Denominado ‘co.comunidade.carbono.zero”, o projecto de Almada foi a melhor de 25 candidaturas apresentadas ao Fundo Ambiental, pelo que é comparticipado a 50% por este fundo do Ministério do Ambiente. O restante financiamento será assegurado pela autarquia.
O prazo de execução, tanto deste como dos demais nove projectos aprovados pelo Fundo Ambiental em todo o país, é de dez meses, mas as obras de adaptação da rua, ao que o PÚBLICO apurou, só devem começar depois deste Verão.
Nesta fase, o consórcio de 12 entidades que integram esta acção em Cacilhas, está a iniciar os contactos com os comerciantes e a população, para fixar a participação dos interessados através protocolos que vão regular as condições de adesão e as contrapartidas a receber pelos participantes.
420 mil toneladas de carbono
A experiência que vai arrancar em Cacilhas não apresenta números específicos para a rua piloto, mas o concelho de Almada tem uma matriz carbónica em que as 420 mil toneladas de CO2 produzidas por ano têm origem principalmente nos transportes (32%), sector residencial (22%), industria (20%), e comércio e serviços (20%).
Um valor per capita quatro vezes inferior à média europeia, o que, como sublinha Catarina Freitas, técnica municipal que lidera o projecto, torna mais difícil a tarefa de redução das emissões.
A meta para a redução no concelho é de 80% até 2050.
As emissões directamente dependentes dos serviços municipais correspondem apenas a 5% do total pelo que a Câmara de Almada tem noção de que o contributo local para um planeta mais limpo depende essencialmente da capacidade de envolver “toda a comunidade”, como disse Inês de Medeiros.

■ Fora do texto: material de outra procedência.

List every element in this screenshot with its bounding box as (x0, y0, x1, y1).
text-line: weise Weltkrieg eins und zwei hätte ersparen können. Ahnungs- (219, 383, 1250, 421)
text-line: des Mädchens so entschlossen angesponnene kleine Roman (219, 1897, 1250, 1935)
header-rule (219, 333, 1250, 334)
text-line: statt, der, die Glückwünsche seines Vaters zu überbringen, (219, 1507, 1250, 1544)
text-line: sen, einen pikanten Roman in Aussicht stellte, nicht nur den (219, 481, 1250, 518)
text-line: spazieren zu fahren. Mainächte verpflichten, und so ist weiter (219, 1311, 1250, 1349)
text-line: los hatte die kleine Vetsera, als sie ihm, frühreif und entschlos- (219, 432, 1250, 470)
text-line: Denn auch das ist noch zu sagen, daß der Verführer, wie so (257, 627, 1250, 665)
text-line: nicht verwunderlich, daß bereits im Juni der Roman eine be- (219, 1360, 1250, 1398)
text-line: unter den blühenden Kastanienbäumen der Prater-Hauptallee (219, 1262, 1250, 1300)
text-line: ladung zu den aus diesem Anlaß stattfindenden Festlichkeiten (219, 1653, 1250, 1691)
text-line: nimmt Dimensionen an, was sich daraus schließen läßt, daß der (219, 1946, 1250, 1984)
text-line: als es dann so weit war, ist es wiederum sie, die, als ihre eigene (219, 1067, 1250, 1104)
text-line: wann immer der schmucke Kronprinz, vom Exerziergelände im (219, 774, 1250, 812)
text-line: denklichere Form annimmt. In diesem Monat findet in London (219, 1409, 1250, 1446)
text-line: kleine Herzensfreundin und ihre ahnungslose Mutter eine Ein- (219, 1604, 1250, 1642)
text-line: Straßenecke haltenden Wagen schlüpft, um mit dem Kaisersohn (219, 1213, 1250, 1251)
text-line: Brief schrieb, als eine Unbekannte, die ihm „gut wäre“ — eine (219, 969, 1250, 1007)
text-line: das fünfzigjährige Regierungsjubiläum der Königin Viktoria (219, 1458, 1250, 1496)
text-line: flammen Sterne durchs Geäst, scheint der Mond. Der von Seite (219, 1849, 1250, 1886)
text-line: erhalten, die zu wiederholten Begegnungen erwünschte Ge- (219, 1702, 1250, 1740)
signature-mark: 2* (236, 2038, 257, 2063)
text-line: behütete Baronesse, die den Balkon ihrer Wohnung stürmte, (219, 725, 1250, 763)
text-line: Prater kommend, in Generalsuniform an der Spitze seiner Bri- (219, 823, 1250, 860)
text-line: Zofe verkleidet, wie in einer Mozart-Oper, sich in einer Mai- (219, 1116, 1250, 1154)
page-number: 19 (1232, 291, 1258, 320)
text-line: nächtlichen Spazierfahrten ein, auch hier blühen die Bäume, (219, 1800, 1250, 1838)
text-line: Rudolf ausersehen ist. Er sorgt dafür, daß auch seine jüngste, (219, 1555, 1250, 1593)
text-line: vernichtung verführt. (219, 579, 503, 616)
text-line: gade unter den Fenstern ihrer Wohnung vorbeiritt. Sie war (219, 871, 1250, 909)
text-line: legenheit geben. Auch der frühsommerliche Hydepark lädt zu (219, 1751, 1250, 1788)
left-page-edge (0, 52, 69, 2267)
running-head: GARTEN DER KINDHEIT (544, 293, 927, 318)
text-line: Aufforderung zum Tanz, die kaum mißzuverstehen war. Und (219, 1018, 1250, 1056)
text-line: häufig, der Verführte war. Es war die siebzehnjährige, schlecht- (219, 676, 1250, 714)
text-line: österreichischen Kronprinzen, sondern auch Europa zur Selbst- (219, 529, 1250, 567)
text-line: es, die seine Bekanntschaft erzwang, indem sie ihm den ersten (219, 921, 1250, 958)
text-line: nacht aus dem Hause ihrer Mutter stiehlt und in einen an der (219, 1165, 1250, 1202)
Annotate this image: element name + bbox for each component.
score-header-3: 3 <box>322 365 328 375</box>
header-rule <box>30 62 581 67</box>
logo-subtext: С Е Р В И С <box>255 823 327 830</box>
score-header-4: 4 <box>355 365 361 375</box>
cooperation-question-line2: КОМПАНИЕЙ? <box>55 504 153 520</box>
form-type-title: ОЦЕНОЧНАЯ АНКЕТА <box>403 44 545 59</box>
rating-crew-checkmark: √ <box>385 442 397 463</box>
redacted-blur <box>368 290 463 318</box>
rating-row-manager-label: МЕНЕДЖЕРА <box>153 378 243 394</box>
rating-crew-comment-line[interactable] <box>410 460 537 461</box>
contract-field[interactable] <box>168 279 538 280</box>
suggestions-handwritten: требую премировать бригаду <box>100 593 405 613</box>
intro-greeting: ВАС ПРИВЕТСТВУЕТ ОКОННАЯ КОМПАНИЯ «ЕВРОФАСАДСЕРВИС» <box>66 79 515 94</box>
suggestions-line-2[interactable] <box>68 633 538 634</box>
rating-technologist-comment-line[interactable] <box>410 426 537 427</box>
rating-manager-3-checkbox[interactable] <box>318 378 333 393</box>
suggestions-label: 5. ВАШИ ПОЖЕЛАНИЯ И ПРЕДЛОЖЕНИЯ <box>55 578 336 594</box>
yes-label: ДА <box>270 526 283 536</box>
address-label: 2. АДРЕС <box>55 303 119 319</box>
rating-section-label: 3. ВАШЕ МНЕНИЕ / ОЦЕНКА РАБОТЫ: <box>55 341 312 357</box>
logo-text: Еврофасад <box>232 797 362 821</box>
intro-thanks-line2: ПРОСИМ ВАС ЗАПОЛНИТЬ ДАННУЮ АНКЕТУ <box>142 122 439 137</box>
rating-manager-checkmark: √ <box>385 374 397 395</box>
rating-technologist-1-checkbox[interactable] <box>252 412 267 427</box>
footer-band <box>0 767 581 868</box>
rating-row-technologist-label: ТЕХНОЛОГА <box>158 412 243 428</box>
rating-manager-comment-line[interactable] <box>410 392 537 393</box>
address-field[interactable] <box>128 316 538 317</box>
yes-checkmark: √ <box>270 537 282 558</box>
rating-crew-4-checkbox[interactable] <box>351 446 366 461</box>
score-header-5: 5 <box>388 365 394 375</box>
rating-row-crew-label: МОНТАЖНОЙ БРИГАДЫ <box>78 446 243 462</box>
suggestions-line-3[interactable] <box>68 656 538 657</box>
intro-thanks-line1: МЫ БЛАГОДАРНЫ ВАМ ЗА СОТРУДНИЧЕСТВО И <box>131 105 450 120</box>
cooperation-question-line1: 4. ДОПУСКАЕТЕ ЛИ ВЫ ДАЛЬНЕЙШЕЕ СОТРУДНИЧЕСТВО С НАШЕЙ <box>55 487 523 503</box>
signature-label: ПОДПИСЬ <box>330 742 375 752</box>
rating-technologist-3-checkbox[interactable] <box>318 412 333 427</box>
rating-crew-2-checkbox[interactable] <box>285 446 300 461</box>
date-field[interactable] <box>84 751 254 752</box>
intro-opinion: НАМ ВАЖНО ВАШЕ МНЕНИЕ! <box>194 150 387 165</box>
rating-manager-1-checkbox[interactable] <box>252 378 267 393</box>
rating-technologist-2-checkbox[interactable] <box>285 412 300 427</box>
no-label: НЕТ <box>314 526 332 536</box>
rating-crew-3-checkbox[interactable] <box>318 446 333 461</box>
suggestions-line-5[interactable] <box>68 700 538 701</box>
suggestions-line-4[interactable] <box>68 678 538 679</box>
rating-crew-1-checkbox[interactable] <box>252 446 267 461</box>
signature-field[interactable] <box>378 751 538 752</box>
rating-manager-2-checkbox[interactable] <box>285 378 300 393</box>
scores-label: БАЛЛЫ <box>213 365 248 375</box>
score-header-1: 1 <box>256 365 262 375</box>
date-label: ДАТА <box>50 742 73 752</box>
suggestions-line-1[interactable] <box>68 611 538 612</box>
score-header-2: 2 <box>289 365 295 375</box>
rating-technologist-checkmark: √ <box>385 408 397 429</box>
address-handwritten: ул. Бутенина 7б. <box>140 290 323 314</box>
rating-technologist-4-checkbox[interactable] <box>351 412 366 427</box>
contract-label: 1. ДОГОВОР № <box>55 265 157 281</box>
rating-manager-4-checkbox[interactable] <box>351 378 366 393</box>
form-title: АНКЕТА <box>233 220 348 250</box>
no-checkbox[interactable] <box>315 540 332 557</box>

Assim, segundo a presidente da autarquia, a estratégia do município para o combate às alterações climáticas é assumir “o papel que lhe cabe, de inovar, ser agente de mudança e liderar pelo exemplo”.
A ambição de Almada em matéria de protecção do ambiente é de liderar as políticas locais na Área Metropolitana de Lisboa (AML), dizem os autarcas.
“Queremos que Almada seja o melhor concelho para investir e residir por isso temos que fazer a diferença na requalificação do território, com inovação”, disse ao PÚBLICO Nuno Matias, vereador do Ambiente, responsável pelo projecto.
Sobre o elevado custo financeiro, de 1,2 milhões para apenas uma rua, o autarca diz que “resulta de ser a fase experimental” e que a futura replicação a outras zonas do concelho já poderá beneficiar de “ganhos de escala”.
Restaurantes dão restos de comida e recebem ‘Troco’
Para convencer comerciantes e particulares a aderirem ao esforço de redução de carbono, os promotores do projecto vão pagar as contribuições com uma moeda virtual.
Batipzada com o nome de ‘Troco’, a moeda procura seguir o espirito de aproveitamento do ‘Garum’ o famoso molho de tempero que os antigos romanos extraiam dos desperdícios de peixe.
Pelas entregas de resíduos que fizerem, designadamente de restos de comida, os restaurantes vão receber um valor em moeda virtual, que poderão gastar depois no comércio local – primeiro na zona mas depois também noutros estabelecimentos do concelho – e nos transportes públicos.
O consórcio promotor pretende envolver todos os operadores de transportes públicos que servem a zona de Cacilhas, nomeadamente a Transtejo, TSF e Metro Sul do Tejo (MST), para que aceitem este modo de pagamento na compra de bilhetes de viagem.